What it’s like to try gymnastics for the first time as an adult
It’s one thing to learn flexibility on a yoga mat, but (as it turns out) mixing pliability with power is not as easy as it looks
My journey to gymnastics
For anyone even remotely athletic, there’s no drawback to enjoying some light exercise. And that’s probably a fair description of my athletic prowess... a little remote. For context, I can pick myself up from the sofa and survive a 5-a-side game of football, and I may even swim a few lengths after a heavy breakfast if I’m feeling bold, but I was rather naïve to think I could make it through my first gymnastics class unscathed.
It all began with a fateful (and very modern) encounter with a Romanian gymnast on Instagram. Scrolling through endless and ineffective #fitspo posts on social media hadn’t left me feeling very fit, nor inspired, but a chance comment on a picture led to an offer I couldn’t refuse – an enticing free introductory session in gymnastics. My mind immediately tracked back to my last foray into the sport, which was probably a sloppy forward roll before I’d even reached a double digit age. But what’s the harm in trying, right?

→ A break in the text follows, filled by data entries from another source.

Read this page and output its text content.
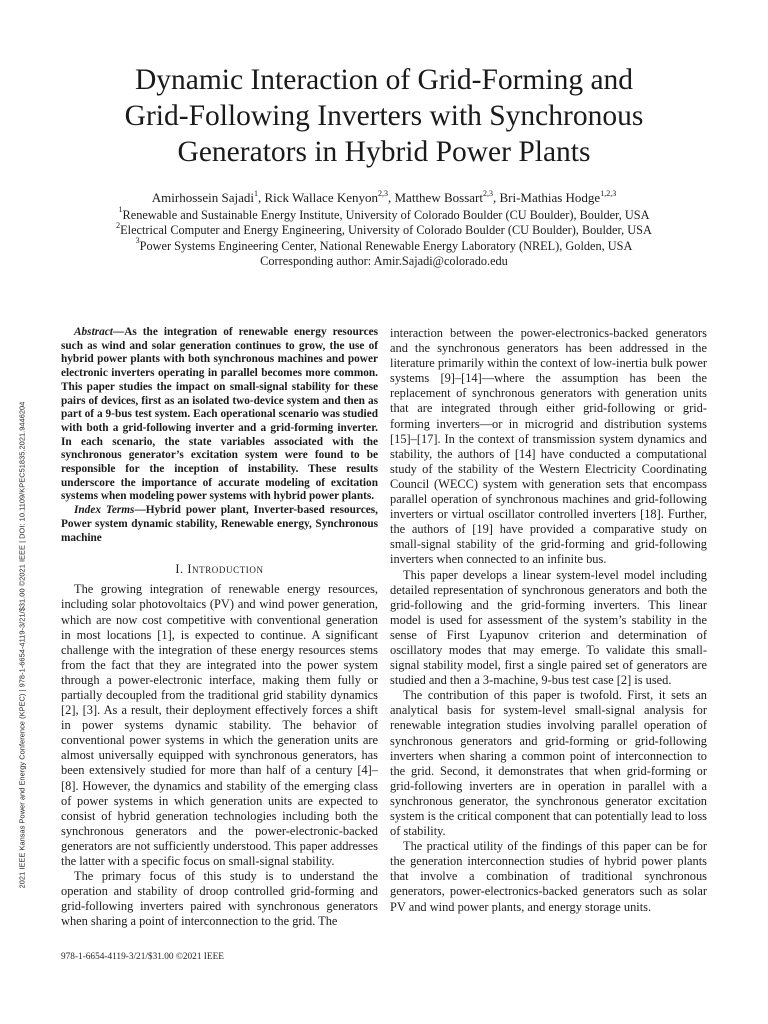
2021 IEEE Kansas Power and Energy Conference (KPEC) | 978-1-6654-4119-3/21/$31.00 ©2021 IEEE | DOI: 10.1109/KPEC51835.2021.9446204
Dynamic Interaction of Grid-Forming and
Grid-Following Inverters with Synchronous
Generators in Hybrid Power Plants
Amirhossein Sajadi$^1$, Rick Wallace Kenyon$^{2,3}$, Matthew Bossart$^{2,3}$, Bri-Mathias Hodge$^{1,2,3}$
$^1$Renewable and Sustainable Energy Institute, University of Colorado Boulder (CU Boulder), Boulder, USA
$^2$Electrical Computer and Energy Engineering, University of Colorado Boulder (CU Boulder), Boulder, USA
$^3$Power Systems Engineering Center, National Renewable Energy Laboratory (NREL), Golden, USA
Corresponding author: Amir.Sajadi@colorado.edu

Abstract—As the integration of renewable energy resources such as wind and solar generation continues to grow, the use of hybrid power plants with both synchronous machines and power electronic inverters operating in parallel becomes more common. This paper studies the impact on small-signal stability for these pairs of devices, first as an isolated two-device system and then as part of a 9-bus test system. Each operational scenario was studied with both a grid-following inverter and a grid-forming inverter. In each scenario, the state variables associated with the synchronous generator’s excitation system were found to be responsible for the inception of instability. These results underscore the importance of accurate modeling of excitation systems when modeling power systems with hybrid power plants.

Index Terms—Hybrid power plant, Inverter-based resources, Power system dynamic stability, Renewable energy, Synchronous machine

I. Introduction

The growing integration of renewable energy resources, including solar photovoltaics (PV) and wind power generation, which are now cost competitive with conventional generation in most locations [1], is expected to continue. A significant challenge with the integration of these energy resources stems from the fact that they are integrated into the power system through a power-electronic interface, making them fully or partially decoupled from the traditional grid stability dynamics [2], [3]. As a result, their deployment effectively forces a shift in power systems dynamic stability. The behavior of conventional power systems in which the generation units are almost universally equipped with synchronous generators, has been extensively studied for more than half of a century [4]–[8]. However, the dynamics and stability of the emerging class of power systems in which generation units are expected to consist of hybrid generation technologies including both the synchronous generators and the power-electronic-backed generators are not sufficiently understood. This paper addresses the latter with a specific focus on small-signal stability.

The primary focus of this study is to understand the operation and stability of droop controlled grid-forming and grid-following inverters paired with synchronous generators when sharing a point of interconnection to the grid. The

interaction between the power-electronics-backed generators and the synchronous generators has been addressed in the literature primarily within the context of low-inertia bulk power systems [9]–[14]—where the assumption has been the replacement of synchronous generators with generation units that are integrated through either grid-following or grid-forming inverters—or in microgrid and distribution systems [15]–[17]. In the context of transmission system dynamics and stability, the authors of [14] have conducted a computational study of the stability of the Western Electricity Coordinating Council (WECC) system with generation sets that encompass parallel operation of synchronous machines and grid-following inverters or virtual oscillator controlled inverters [18]. Further, the authors of [19] have provided a comparative study on small-signal stability of the grid-forming and grid-following inverters when connected to an infinite bus.

This paper develops a linear system-level model including detailed representation of synchronous generators and both the grid-following and the grid-forming inverters. This linear model is used for assessment of the system’s stability in the sense of First Lyapunov criterion and determination of oscillatory modes that may emerge. To validate this small-signal stability model, first a single paired set of generators are studied and then a 3-machine, 9-bus test case [2] is used.

The contribution of this paper is twofold. First, it sets an analytical basis for system-level small-signal analysis for renewable integration studies involving parallel operation of synchronous generators and grid-forming or grid-following inverters when sharing a common point of interconnection to the grid. Second, it demonstrates that when grid-forming or grid-following inverters are in operation in parallel with a synchronous generator, the synchronous generator excitation system is the critical component that can potentially lead to loss of stability.

The practical utility of the findings of this paper can be for the generation interconnection studies of hybrid power plants that involve a combination of traditional synchronous generators, power-electronics-backed generators such as solar PV and wind power plants, and energy storage units.

978-1-6654-4119-3/21/$31.00 ©2021 IEEE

The next thing I knew, I was dragging my 31-year-old 100-kilo frame to an outdoor gym in Dubai Marina, to meet a Romanian gymnastic prodigy five years my junior and with 30kg less gravitational pull. What followed was a pedigree dog show-esque assessment, complete with sprinting, weighing and a lot of stretching. What ensued was an hour of pain, pulling and panting – an assault on my limbs and ligaments in an attempt to see how limber I could become. After what felt like quite some time, it was determined that I wasn’t a lost cause, but there was plenty of work to be done before I could even attempt some sort of roll or tumble.
A closer look at the benefits:
• Gymnastics is an anaerobic exercise, meaning it’s great for cardio
• Gymnasts are some of the strongest and most flexible athletes
• Exercises are quick but explosive, subjecting the gymnast's body to a wide variety of stimuli
• Gymnasts are very good at both static and dynamic balance, which is great for improving posture and core strength
• It’s a reasonably safe sport. The US Consumer Product Safety Commission has recorded it to be low on the list of activities likely to send you to the hospital. Source
The road ahead
I may have left the trial session limping from a feeble failure at performing the splits, but it became immediately clear what a great benefit regular gymnastics training would be. Putting all macho sensibilities aside, the idea of training cardio, flexibility and strength in unison is arguably one of the best all-round workouts available. While new-fangled trends like CrossFit are often used to bulk muscle mass with heavy lifting, the idea of gymnastics is to simply to be more athletic, with more mastery over your own body.
To be clear, there are a dozen variants of gymnastics, from the sublime to the ridiculous. If you were picturing ribbons, rings and the peculiarly named “pommel horse”, then you’re sorely mistaken. There wasn’t even a trampoline. This was about partaking in the primary athletic movements associated with the “floor” discipline. Centuries ago, gymnastics formally originated in Ancient Greece where it was originally intended for military training, where it was used by soldiers to get ready for war.
Now in 2016, the simple notion of being able to move better may sound redundant, but the irony is that fully-grown adults need to be even more concerned about joint health and functional muscle strength than the school kids that are typically associated with the sport. It’s an activity of ancient origins that has survived for a reason; so we can better ourselves and see what we’re capable of. In my case, it wasn’t much, but I left feeling as satisfied as I did sore, with the knowledge that I would stretch a little further and move with more precision and power with each and every attempt.